CHRISTIAN PORTER: I mean, it’s unquestionable that it has been, and for some good reason. I mean, it seemed, at least to me personally, that when the Royal Commission was established, the major issue with which most people were concerned was with respect to lending practices. But as the Royal Commission has gathered pace it seems that sharp practices and, frankly, unethical practices and in some cases quite despicable practices in the banks seem to have permeated a variety of different business models inside the banks, including the provision of financial advice.

So, of course confidence in the banks has been shaken. That is not a good thing for our overall economy. But ultimately, government can play a very strong part in trying to institute systems to repair that confidence, but ultimately that confidence can only be regained by the institutions themselves.

DAVID SPEERS: And yet, as you know, your Government wants to give the banks a tax cut. Can you understand a lot of people saying: well, hang on, that’s not right.

CHRISTIAN PORTER: Well, we’re proposing tax cuts to the second half of businesses in Australia, which are larger half of businesses. We’ve already provided tax cuts to businesses with turnovers between $0 and $50 million and that has been a major contributor to the economic growth that has seen fantastic job growth in our economy in excess of 400,000 jobs last year – a record.

So, we’re not giving a break to any single part of the economy. We are trying to make the business environment more competitive, ensure that businesses reinvest and grow and generate employment.

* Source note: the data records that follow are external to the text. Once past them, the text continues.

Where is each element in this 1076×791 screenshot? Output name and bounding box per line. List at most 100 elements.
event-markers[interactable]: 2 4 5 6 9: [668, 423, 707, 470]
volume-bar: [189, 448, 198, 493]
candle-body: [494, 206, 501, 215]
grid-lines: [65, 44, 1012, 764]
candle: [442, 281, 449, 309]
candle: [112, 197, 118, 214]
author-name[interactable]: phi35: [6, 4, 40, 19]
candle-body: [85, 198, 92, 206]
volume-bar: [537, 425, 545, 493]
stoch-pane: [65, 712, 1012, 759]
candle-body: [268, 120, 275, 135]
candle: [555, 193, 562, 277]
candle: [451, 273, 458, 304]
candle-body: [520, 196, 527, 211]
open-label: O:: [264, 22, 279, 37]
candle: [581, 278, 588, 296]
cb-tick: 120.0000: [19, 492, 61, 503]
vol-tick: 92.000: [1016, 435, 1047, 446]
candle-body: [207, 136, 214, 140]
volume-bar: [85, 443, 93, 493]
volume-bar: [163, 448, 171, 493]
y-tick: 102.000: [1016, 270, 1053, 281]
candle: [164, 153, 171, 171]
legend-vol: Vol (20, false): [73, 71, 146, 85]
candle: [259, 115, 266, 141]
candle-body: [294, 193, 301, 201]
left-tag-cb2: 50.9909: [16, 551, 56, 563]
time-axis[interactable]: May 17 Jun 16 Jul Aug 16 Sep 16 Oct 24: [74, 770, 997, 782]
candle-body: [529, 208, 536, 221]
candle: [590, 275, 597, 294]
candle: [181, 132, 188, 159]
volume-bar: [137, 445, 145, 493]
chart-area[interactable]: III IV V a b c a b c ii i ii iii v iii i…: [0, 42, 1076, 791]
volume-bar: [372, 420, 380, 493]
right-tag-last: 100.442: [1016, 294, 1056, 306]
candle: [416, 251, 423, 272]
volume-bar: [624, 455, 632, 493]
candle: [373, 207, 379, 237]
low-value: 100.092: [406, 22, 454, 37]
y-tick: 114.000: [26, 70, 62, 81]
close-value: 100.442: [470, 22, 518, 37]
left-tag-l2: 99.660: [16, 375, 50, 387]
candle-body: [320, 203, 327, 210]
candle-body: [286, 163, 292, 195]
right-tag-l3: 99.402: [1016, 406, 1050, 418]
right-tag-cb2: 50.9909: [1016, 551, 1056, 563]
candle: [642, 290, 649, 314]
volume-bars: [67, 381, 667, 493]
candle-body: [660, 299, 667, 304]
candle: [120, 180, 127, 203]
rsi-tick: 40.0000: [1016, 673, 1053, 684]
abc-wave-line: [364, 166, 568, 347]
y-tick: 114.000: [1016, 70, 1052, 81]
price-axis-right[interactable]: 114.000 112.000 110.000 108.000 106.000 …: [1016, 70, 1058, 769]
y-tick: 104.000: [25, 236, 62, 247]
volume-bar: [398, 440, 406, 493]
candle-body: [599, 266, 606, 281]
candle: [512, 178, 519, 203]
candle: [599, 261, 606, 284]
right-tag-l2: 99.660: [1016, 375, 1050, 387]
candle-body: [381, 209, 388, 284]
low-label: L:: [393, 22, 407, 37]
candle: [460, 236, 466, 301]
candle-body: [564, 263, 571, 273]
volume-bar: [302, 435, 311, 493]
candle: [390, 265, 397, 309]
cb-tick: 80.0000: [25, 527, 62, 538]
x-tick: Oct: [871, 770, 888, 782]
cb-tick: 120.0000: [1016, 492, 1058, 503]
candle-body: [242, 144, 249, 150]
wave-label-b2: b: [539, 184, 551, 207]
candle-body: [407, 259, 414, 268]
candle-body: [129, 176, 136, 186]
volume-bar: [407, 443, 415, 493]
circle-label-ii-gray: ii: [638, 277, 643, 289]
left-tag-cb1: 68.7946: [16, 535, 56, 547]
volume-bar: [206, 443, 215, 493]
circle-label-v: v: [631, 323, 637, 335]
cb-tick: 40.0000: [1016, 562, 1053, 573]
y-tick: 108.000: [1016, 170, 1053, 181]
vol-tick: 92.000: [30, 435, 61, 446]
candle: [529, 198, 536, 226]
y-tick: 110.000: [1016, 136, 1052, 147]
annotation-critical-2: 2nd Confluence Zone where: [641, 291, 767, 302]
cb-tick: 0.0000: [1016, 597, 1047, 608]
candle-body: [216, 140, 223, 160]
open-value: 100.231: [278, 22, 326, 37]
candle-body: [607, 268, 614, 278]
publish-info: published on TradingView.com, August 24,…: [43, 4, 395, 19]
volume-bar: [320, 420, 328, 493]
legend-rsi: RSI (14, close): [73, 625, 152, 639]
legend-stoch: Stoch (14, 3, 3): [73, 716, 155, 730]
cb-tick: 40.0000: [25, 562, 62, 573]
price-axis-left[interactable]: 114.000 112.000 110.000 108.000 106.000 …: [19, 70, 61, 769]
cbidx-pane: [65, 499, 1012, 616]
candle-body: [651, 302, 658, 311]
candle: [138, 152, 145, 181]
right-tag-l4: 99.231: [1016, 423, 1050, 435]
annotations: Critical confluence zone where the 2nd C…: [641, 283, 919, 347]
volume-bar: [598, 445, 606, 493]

So, having one sector of the business community subject to quite proper scrutiny shouldn’t prevent a government from doing what is needed to be done in the overall tax regime to grow the economy, grow jobs, and produce a better outcome for all Australian families.

DAVID SPEERS: A couple of quick ones, if I can. Tim Hammond has announced he’s resigning, as you know. There will be a by-election in his seat of Perth. This is the Labor frontbencher, he’s going for family reasons. I just want to ask you on the by-election; will the Liberals definitely run a candidate in the seat?

CHRISTIAN PORTER: I would think undoubtedly, and I’m sure that we’ll run a strong candidate and a strong campaign. And it wouldn’t have escaped your notice, David, that last week the Turnbull Government announced a $5.4 billion package, in excess of $3 billion worth of Commonwealth funding, to utterly critical congestion busting infrastructure in WA. So, we have a great story to tell here versus our Labor opponents…

DAVID SPEERS: …so, you might actually be a chance of picking up this seat? Well, I think that on the back of recent announcements and the enormous investment that the Turnbull Government’s making into congestion busting infrastructure in WA, that we would fancy ourselves and we’ll be running a very, very tough campaign.

DAVID SPEERS: And a final one. We’ve been talking your colleague Matt Canavan about Queensland’s new tree clearing laws. I know he’s spoken to you about this as well. As Attorney-General, will the Commonwealth take Queensland to the High Court over this?

CHRISTIAN PORTER: I have spoken to Matt Canavan about it and listened to the concerns that have been expressed to him, particularly by Indigenous groups, whose view is that this legislation prevents them from being able to deal in an appropriate and fair way with land that, in effect, they own.

So, I’ve listened to those. I will consider the matter and it is a very complicated question, but you’ll find that, generally speaking, when these types of legislations that exist at a state level and pertain to the ways in which people can deal with their land are challenged, they’re challenged by plaintiff groups which aren’t the Commonwealth Government and that’s been the history of these matters. So, I think at this stage it’s certainly a watching brief.

DAVID SPEERS: Attorney-General Christian Porter, thanks so much for joining us this afternoon. Appreciate it.